“I had a decoration to do for the Michigan Parliament: there were twelve colossal figures to be painted on canvas to put up on the wall. They represented the virtues and the sciences . . . It was an urgent job.”
A high point in Juglaris’s career as decorative artist in the United States came on the heels of his residential commissions. He received an invitation to execute a series of monumental muses, inspirational figures drawn from classical Greek and Roman art, for an iconic statehouse in America’s Midwest. Complete with a commanding dome and soaring interior rotunda, the Michigan State Capitol in Lansing, Michigan was a trend-setting government building of the late Victorian era. It was inspired by the federal capitol in Washington, D.C., which was lavishly decorated with frescos from the brush of another Italian artist, Constantino Brumidi, who had completed his work two decades earlier at the end of the Civil War.
Beating out a number of other competitors for the Michigan commission, Juglaris created eight “colossal figures” on individual canvases, each symbolizing “the virtues and the sciences,” different fields of endeavor important to the progress of a state then celebrating its fiftieth anniversary.
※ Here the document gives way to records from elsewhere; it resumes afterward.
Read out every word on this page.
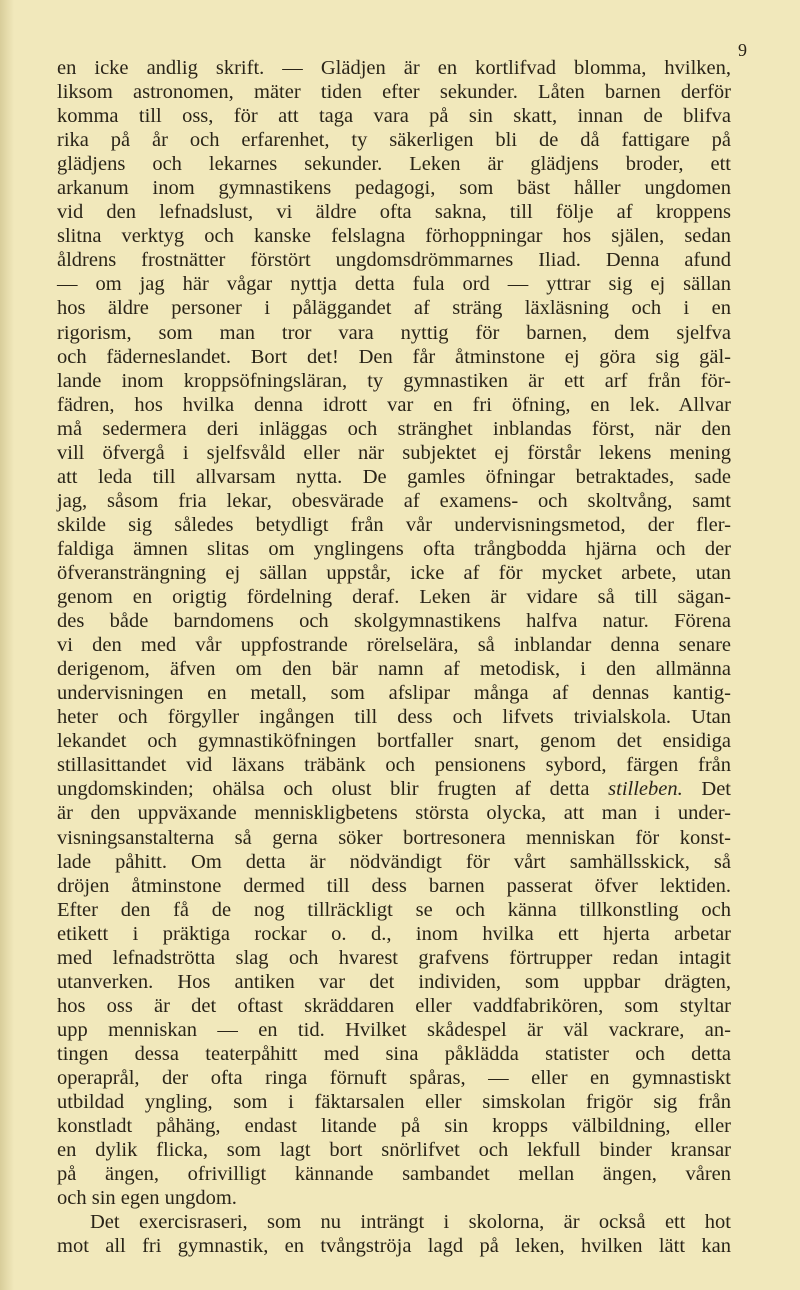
9
en icke andlig skrift. — Glädjen är en kortlifvad blomma, hvilken,
liksom astronomen, mäter tiden efter sekunder. Låten barnen derför
komma till oss, för att taga vara på sin skatt, innan de blifva
rika på år och erfarenhet, ty säkerligen bli de då fattigare på
glädjens och lekarnes sekunder. Leken är glädjens broder, ett
arkanum inom gymnastikens pedagogi, som bäst håller ungdomen
vid den lefnadslust, vi äldre ofta sakna, till följe af kroppens
slitna verktyg och kanske felslagna förhoppningar hos själen, sedan
åldrens frostnätter förstört ungdomsdrömmarnes Iliad. Denna afund
— om jag här vågar nyttja detta fula ord — yttrar sig ej sällan
hos äldre personer i påläggandet af sträng läxläsning och i en
rigorism, som man tror vara nyttig för barnen, dem sjelfva
och fäderneslandet. Bort det! Den får åtminstone ej göra sig gäl-
lande inom kroppsöfningsläran, ty gymnastiken är ett arf från för-
fädren, hos hvilka denna idrott var en fri öfning, en lek. Allvar
må sedermera deri inläggas och stränghet inblandas först, när den
vill öfvergå i sjelfsvåld eller när subjektet ej förstår lekens mening
att leda till allvarsam nytta. De gamles öfningar betraktades, sade
jag, såsom fria lekar, obesvärade af examens- och skoltvång, samt
skilde sig således betydligt från vår undervisningsmetod, der fler-
faldiga ämnen slitas om ynglingens ofta trångbodda hjärna och der
öfveransträngning ej sällan uppstår, icke af för mycket arbete, utan
genom en origtig fördelning deraf. Leken är vidare så till sägan-
des både barndomens och skolgymnastikens halfva natur. Förena
vi den med vår uppfostrande rörelselära, så inblandar denna senare
derigenom, äfven om den bär namn af metodisk, i den allmänna
undervisningen en metall, som afslipar många af dennas kantig-
heter och förgyller ingången till dess och lifvets trivialskola. Utan
lekandet och gymnastiköfningen bortfaller snart, genom det ensidiga
stillasittandet vid läxans träbänk och pensionens sybord, färgen från
ungdomskinden; ohälsa och olust blir frugten af detta stilleben. Det
är den uppväxande menniskligbetens största olycka, att man i under-
visningsanstalterna så gerna söker bortresonera menniskan för konst-
lade påhitt. Om detta är nödvändigt för vårt samhällsskick, så
dröjen åtminstone dermed till dess barnen passerat öfver lektiden.
Efter den få de nog tillräckligt se och känna tillkonstling och
etikett i präktiga rockar o. d., inom hvilka ett hjerta arbetar
med lefnadströtta slag och hvarest grafvens förtrupper redan intagit
utanverken. Hos antiken var det individen, som uppbar drägten,
hos oss är det oftast skräddaren eller vaddfabrikören, som styltar
upp menniskan — en tid. Hvilket skådespel är väl vackrare, an-
tingen dessa teaterpåhitt med sina påklädda statister och detta
operaprål, der ofta ringa förnuft spåras, — eller en gymnastiskt
utbildad yngling, som i fäktarsalen eller simskolan frigör sig från
konstladt påhäng, endast litande på sin kropps välbildning, eller
en dylik flicka, som lagt bort snörlifvet och lekfull binder kransar
på ängen, ofrivilligt kännande sambandet mellan ängen, våren
och sin egen ungdom.
Det exercisraseri, som nu inträngt i skolorna, är också ett hot
mot all fri gymnastik, en tvångströja lagd på leken, hvilken lätt kan
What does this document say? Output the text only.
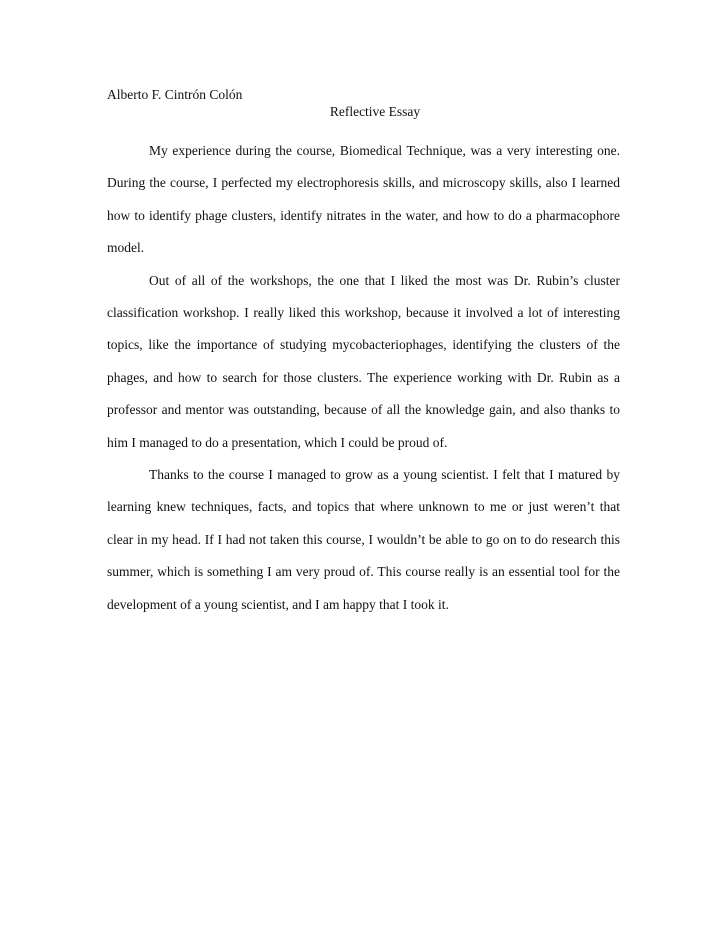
Alberto F. Cintrón Colón

Reflective Essay

My experience during the course, Biomedical Technique, was a very interesting one. During the course, I perfected my electrophoresis skills, and microscopy skills, also I learned how to identify phage clusters, identify nitrates in the water, and how to do a pharmacophore model.

Out of all of the workshops, the one that I liked the most was Dr. Rubin’s cluster classification workshop. I really liked this workshop, because it involved a lot of interesting topics, like the importance of studying mycobacteriophages, identifying the clusters of the phages, and how to search for those clusters. The experience working with Dr. Rubin as a professor and mentor was outstanding, because of all the knowledge gain, and also thanks to him I managed to do a presentation, which I could be proud of.

Thanks to the course I managed to grow as a young scientist. I felt that I matured by learning knew techniques, facts, and topics that where unknown to me or just weren’t that clear in my head. If I had not taken this course, I wouldn’t be able to go on to do research this summer, which is something I am very proud of. This course really is an essential tool for the development of a young scientist, and I am happy that I took it.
Juglaris completed his commission on schedule. The eight muses were installed in September 1886, the same month that the Statue of Liberty was unveiled in the New York Harbor.
Sadly, Juglaris’s Michigan State Capitol project coincided with one of the worst years of labor upheaval in American history. The turmoil culminated in May 1886 with Chicago’s “Haymarket Square Riot” in which an anarchist threw dynamite at police breaking up a labor rally. A group of foreign-born anarchist leaders were arrested and charged in the deaths of seven policemen and the wounding of sixty more. The pending trial and resulting convictions captured newspaper headlines across the United States for months on end. The episode spawned a national wave of xenophobia and led to legislation in Michigan and elsewhere prohibiting non-citizens from working on publicly-funded projects, like state capitol buildings.
In this hostile environment it was suddenly awkward, if not impossible, for state officials to acknowledge Juglaris as the artist of the Capitol muses. Indeed, Juglaris, who remained an Italian citizen, never received public acknowledgment for his Michigan Capitol commission. Without mentioning Juglaris by name or providing the slightest biographical detail, a Lansing newspaper simply described him as “the best artist of his kind.” It took more than a century and careful research before Juglaris was successfully authenticated as the artist of the muses in the Michigan Capitol and officially recognized for his artistic contribution.